Dans un secteur de la presse écrite en profonde mutation, les mauvaises nouvelles s’enchaînent pour les journaux régionaux. Dernier exemple en date avec l’annonce par la direction du Courrier Picard d’un plan de sauvegarde de l’emploi qui devrait se traduire par la suppression de 18 postes, soit 20% des effectifs de ce titre diffusé dans la Somme, l’Oise et l’Aisne.
Un plan social qui touche tous les services
Fondé en 1944, le Courrier Picard fait face comme beaucoup de ses confrères à une érosion de ses ventes et à une transition numérique compliquée. Avec une diffusion de seulement 37 400 exemplaires en 2023-2024, des choix drastiques s’imposaient selon sa direction. Le PSE présenté prévoit ainsi la suppression de :
- 12 postes d’éditeurs, soit la totalité de ce service de relecture et de mise en page
- 3 postes d’adjoints au sein de la rédaction en chef
- 3 postes à la comptabilité
Deux postes en CDD sont également concernés tandis que seulement deux créations de postes sont prévues par ailleurs. Une restructuration en profondeur qui suscite l’inquiétude des salariés.

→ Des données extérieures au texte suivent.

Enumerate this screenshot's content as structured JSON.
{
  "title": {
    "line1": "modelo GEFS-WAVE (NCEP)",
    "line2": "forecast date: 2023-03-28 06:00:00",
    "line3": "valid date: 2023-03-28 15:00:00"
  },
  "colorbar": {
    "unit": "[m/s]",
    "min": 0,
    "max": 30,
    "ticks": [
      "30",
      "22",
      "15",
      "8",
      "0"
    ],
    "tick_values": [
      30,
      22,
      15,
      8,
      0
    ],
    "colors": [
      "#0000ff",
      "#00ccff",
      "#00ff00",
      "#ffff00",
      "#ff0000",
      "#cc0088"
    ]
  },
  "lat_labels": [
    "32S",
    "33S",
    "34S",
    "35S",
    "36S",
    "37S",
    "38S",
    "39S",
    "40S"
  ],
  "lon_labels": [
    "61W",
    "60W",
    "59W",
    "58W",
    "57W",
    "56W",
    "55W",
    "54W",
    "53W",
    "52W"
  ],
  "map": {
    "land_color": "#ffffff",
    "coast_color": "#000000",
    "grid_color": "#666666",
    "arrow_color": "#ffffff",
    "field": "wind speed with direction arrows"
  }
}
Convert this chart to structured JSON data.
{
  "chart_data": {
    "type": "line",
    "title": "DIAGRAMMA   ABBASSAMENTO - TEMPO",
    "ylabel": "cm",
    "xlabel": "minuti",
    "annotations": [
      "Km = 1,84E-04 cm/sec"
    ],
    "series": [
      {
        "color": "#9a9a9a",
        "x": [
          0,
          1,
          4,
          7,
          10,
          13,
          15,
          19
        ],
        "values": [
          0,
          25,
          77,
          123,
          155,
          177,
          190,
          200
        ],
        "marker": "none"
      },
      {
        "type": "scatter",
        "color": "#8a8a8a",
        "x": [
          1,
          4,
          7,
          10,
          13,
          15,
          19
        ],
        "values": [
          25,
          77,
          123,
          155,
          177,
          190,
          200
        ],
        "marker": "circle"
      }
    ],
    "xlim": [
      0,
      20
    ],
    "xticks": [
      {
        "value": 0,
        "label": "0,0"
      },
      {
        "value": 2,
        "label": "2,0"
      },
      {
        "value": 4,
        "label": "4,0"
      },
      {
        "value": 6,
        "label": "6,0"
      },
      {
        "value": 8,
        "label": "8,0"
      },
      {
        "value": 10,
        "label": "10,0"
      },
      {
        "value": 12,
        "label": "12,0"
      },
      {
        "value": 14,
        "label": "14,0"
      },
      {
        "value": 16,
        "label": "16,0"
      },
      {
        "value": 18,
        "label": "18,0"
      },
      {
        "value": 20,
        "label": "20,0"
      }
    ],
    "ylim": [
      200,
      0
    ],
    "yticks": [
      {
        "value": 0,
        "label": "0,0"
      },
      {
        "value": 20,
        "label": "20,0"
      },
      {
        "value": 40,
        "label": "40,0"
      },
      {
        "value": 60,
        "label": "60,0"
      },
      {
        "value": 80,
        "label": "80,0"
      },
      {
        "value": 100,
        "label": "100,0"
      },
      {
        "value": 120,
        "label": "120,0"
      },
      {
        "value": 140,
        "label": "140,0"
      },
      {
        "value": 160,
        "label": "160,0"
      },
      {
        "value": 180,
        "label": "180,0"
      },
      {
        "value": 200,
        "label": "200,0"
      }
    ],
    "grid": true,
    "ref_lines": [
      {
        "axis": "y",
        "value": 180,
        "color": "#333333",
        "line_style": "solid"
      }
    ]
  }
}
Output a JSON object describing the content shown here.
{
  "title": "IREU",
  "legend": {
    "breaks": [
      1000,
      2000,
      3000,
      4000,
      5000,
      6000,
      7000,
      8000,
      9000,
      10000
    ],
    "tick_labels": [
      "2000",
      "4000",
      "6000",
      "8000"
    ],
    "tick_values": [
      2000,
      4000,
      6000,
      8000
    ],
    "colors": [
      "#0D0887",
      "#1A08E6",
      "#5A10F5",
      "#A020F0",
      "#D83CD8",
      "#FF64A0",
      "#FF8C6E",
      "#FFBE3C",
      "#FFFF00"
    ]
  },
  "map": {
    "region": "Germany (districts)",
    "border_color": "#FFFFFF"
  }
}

L’incompréhension des syndicats
Même si le journal reste bénéficiaire selon les syndicats, avec un résultat positif attendu entre 300 000 et 400 000 euros en 2024, ceux-ci dénoncent un plan disproportionné et craignent pour la qualité du titre.
On ne s’attendait pas à un PSE si tôt, et surtout pas d’une telle ampleur
Jeanne Demilly, secrétaire du CSE et élue SNJ
Réunis en assemblée générale, les salariés ont voté à l’unanimité une motion de défiance à l’égard de leur direction. Des contre-propositions devraient être faites pour tenter de limiter les suppressions de postes.
La direction assume un choix stratégique
Face aux critiques, la direction assume un « choix stratégique » visant à pérenniser le journal en se séparant de services jugés non essentiels. Ainsi, la suppression du pôle édition s’explique selon le directeur général :
Tous les médias qui sont nos concurrents fonctionnent sans service d’éditing et ils nous prennent des parts de marché. Les éditeurs ont une fonction très importante au sein de notre journal mais nous n’avons pas forcément les moyens de les maintenir.
David Guévart, directeur général du Courrier Picard
Une façon pour le titre d’« orienter les moyens de l’entreprise sur le journalisme de terrain » mais qui ne convainc pas en interne où l’on s’inquiète des conséquences sur la qualité du journal et les conditions de travail des équipes.
Un symptôme de la crise de la presse quotidienne régionale
Au-delà du cas du Courrier Picard, c’est tout le secteur de la presse quotidienne régionale qui souffre. Avec des ventes papier en chute libre et des revenus publicitaires qui peinent à se reporter sur le digital, de nombreux titres sont contraints de se restructurer.
Certains s’en sortent mieux que d’autres, en misant notamment sur le développement des abonnements numériques et des offres premium. Mais globalement, le secteur joue sa survie, tiraillé entre le maintien d’une présence locale forte et la nécessité de réduire les coûts.
Quel avenir pour le Courrier Picard ?
Malgré ce plan social drastique, la direction se veut confiante dans l’avenir du titre. Avec une meilleure allocation des ressources sur le numérique et les contenus premium, elle espère renouer avec une croissance rentable.
Mais les doutes sont permis au vu des tendances lourdes du marché. Et si le Courrier Picard venait à disparaître, c’est une source d’information de proximité qui se tarirait pour les habitants de la Somme, de l’Oise et de l’Aisne.
Le journalisme local a-t-il encore un avenir ?
Une question que se posent de nombreux observateurs du secteur des médias. Car au-delà des enjeux économiques, c’est le rôle démocratique de la presse locale qui est en jeu. Qui pour informer sur la vie des territoires, des communes, des associations, si les journaux régionaux venaient à disparaître massivement ?
Des pure players émergent, des modèles alternatifs aussi comme la coopérative « J’aime L’info » lancée par d’anciens salariés de Paris-Normandie. Mais le modèle est fragile et rien ne dit qu’il pourra remplacer le maillage serré de la PQR.
L’avenir du Courrier Picard, et plus largement de la presse locale, reste donc très incertain. Un nouveau symptôme de la difficile transition des médias traditionnels à l’ère numérique. Avec à la clé un risque réel pour le pluralisme de l’information et la vie démocratique locale.